По мере того, как Вуархич приносил новые материалы, дом неожиданно начал строиться сам. Всё принесённое, если годилось для строительства, немедленно вылетало из рук Вуархича и занимало нужное место. Некоторые трудности возникли с размещением танка, но, поскольку гараж был свободен, танк обосновался там.

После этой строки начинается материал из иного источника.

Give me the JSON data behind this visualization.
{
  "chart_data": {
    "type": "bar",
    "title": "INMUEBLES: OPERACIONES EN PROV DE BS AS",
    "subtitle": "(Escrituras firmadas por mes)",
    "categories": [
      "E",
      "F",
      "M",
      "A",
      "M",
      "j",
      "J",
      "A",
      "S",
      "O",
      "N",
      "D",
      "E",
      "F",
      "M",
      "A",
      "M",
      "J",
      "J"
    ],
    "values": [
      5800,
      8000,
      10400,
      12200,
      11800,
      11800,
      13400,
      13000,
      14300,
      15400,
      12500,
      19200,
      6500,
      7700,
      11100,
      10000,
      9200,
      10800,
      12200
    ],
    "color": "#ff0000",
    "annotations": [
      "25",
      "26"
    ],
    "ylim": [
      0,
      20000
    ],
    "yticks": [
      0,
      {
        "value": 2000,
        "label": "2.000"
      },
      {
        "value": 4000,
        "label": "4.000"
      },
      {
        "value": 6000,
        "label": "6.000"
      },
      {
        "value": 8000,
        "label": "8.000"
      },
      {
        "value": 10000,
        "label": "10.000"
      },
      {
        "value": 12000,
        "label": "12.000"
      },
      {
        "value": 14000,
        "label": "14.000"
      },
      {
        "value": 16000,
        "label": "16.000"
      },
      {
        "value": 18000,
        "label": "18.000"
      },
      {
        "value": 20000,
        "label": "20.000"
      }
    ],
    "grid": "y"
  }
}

Увлёкшись поисками, Вуархич однажды наткнулся на Посимплоу. И со стыдом подумал, что совсем позабыл о товарище. Но Посимплоу разгуливал по соседней дорожке и Вуархича не заметил. А может, не заметил потому, что ходил не один. С ним гуляла неравномерно раскрашенная девушка. Она окатила Вуархича взглядом, полным презрения: Вуархич нёс на плече канализационную трубу, и взгляд полностью провалился внутрь трубы, поэтому Вуархичу не повредил. Но пришлось сделать вид, что никто в здешних местах ему не знаком.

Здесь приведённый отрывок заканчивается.